Both Rutherford and Solak are much different than the players the Yankees have been drafting the last few years. Rutherford is a high-upside prep player with a lot of development ahead of him, not a polished college player who figures to climb the ladder quickly. Solak is a bat first middle infielder, not someone who was drafted for his glove and has to learn to hit.

It’s two picks and we should be careful not to read too much into them, but I couldn’t help but notice how much the Yankees seemed to change their draft philosophy. They went after that high schooler who has a lot of development ahead of him and they went after the bat first guy who may or may not play the premium position well enough to get there. Day One brought a very different set of picks from the Yankees compared to what we’ve seen in recent years.

2016 Draft: Yankees select OF Blake Rutherford with first round pick

Over the last few weeks the Yankees were connected primarily to high school pitchers and college bats for their first round pick of the 2016 draft. So, naturally, when their pick came around Thursday night, they took a high school position player. Go figure.

With their first round selection in the 2016 draft (18th overall), the Yankees selected California HS OF Blake Rutherford. He’s from Chaminade College Preparatory School in Chatsworth, so scouting director Damon Oppenheimer once again went for a Southern California player.

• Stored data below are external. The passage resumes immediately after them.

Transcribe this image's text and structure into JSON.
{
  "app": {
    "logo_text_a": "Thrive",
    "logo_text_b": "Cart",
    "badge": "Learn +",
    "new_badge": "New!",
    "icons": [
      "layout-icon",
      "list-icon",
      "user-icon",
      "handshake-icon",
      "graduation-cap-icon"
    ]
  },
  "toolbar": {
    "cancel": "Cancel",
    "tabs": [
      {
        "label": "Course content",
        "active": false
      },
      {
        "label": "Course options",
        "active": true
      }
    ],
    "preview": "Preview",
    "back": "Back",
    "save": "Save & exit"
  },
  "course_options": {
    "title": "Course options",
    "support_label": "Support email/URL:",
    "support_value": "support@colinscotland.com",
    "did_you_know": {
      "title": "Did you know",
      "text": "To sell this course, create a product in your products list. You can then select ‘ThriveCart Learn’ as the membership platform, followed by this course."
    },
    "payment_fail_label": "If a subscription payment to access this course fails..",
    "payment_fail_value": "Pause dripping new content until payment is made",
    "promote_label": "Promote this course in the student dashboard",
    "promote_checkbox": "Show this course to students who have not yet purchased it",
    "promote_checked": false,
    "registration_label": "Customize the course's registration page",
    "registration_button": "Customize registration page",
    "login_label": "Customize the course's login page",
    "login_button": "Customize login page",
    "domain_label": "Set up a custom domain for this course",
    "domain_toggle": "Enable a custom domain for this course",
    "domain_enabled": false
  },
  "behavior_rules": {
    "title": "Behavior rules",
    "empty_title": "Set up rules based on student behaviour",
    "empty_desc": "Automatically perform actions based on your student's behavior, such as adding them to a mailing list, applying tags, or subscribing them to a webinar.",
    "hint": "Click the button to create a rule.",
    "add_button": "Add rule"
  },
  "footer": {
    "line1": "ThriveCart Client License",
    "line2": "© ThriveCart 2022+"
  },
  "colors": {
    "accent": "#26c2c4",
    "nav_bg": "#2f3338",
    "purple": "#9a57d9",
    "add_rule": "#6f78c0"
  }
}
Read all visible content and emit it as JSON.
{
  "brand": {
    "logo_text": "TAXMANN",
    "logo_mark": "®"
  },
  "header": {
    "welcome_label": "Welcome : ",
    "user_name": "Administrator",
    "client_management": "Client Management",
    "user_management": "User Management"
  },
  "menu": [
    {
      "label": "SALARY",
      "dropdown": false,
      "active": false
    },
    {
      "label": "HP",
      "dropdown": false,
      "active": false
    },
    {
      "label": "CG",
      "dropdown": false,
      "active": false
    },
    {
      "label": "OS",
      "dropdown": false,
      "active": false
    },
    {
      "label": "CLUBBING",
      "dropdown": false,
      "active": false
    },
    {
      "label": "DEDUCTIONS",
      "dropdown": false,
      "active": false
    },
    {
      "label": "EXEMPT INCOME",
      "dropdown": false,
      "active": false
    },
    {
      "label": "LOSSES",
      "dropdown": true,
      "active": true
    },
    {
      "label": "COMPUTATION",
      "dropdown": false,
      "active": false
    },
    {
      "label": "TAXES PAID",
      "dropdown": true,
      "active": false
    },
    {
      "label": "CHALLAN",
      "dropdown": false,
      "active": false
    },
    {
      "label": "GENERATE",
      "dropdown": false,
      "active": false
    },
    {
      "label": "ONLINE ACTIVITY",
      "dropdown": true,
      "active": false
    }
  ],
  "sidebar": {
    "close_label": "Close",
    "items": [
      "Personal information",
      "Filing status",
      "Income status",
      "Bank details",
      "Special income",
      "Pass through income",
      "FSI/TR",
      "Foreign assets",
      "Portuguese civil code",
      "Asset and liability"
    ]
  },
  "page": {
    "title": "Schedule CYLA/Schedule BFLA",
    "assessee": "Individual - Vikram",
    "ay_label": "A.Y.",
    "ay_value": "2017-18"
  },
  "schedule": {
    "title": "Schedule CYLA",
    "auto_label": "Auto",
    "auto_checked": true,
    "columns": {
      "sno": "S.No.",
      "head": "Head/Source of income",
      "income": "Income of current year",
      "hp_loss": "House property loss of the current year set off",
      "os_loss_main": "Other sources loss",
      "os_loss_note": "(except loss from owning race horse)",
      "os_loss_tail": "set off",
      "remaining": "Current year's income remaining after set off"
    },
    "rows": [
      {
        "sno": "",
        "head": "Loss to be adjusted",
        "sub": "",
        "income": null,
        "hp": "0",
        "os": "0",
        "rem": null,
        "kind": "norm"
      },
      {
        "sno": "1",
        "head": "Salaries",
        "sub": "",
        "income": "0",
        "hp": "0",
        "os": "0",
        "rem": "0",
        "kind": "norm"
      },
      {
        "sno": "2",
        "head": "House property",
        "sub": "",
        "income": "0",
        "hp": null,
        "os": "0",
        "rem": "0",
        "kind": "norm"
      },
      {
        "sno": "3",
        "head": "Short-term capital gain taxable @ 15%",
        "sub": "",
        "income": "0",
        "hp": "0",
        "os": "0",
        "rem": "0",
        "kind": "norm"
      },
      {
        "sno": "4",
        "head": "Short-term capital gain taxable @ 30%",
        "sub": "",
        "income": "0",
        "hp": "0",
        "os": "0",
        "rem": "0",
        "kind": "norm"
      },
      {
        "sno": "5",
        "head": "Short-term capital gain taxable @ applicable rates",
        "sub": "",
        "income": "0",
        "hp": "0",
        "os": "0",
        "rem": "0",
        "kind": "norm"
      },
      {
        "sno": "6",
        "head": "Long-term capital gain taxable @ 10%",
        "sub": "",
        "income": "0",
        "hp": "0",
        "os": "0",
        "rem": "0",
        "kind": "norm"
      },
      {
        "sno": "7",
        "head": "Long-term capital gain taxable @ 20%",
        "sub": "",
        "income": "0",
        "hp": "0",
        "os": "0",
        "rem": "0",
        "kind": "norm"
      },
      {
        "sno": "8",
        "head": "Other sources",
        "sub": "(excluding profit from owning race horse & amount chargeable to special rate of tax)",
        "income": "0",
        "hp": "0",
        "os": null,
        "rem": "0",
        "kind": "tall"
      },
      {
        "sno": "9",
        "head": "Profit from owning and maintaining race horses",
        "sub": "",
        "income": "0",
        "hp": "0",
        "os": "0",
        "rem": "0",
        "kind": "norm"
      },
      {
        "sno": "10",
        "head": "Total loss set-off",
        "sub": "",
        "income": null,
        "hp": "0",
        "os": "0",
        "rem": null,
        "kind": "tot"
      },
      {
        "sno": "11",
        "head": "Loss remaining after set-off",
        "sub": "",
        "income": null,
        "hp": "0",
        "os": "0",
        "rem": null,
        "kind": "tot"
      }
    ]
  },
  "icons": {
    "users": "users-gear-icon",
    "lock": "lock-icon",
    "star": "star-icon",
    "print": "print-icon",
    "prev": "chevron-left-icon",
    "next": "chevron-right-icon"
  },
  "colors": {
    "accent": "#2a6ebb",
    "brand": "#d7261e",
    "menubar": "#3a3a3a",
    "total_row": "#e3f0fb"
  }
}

That’s Oppenheimer’s go-to locale. When in doubt, expect the Yankees to take the SoCal kid.

Rutherford was one of the very best prospects in the draft class. In fact, Keith Law says several folks consider Rutherford a better pure hitter than fellow SoCal prep outfielder Mickey Moniak, who was taken first overall by the Phillies. Law (subs. req’d) ranked Rutherford as the sixth best prospect in the entire draft while MLB.com ranked him eighth and Baseball America ranked him ninth. Here’s a piece of MLB.com’s free scouting report:

The left-handed-hitting outfielder from the Southern California high school ranks can do just about everything on a baseball field. Rutherford has the chance to be an above-average hitter with above-average raw power. He’ll record average to plus run times, and his speed helps him on the basepaths and in the outfield. Rutherford is a solid defender in the outfield, though most feel he’ll move to right field in the future. The good news is his bat should profile just fine if that move does happen.

The Yankees have favored college players in recent years and they seem to have a knack for out-of-nowhere picks. Rutherford is the opposite of that. He was the best player on the board according to the various rankings, and the only real knock against him is his age. Rutherford turned 19 last month and is one of the oldest high schoolers in the draft class.

Because he was considered a top ten talent, chances are the Yankees will have to pay Rutherford an overslot bonus to get to pass on his commitment to UCLA. Slot money for the 18th pick is $2.44M. Expect to see the Yankees take some cheaper players in rounds two through ten. They need to save some pool space to sign Rutherford.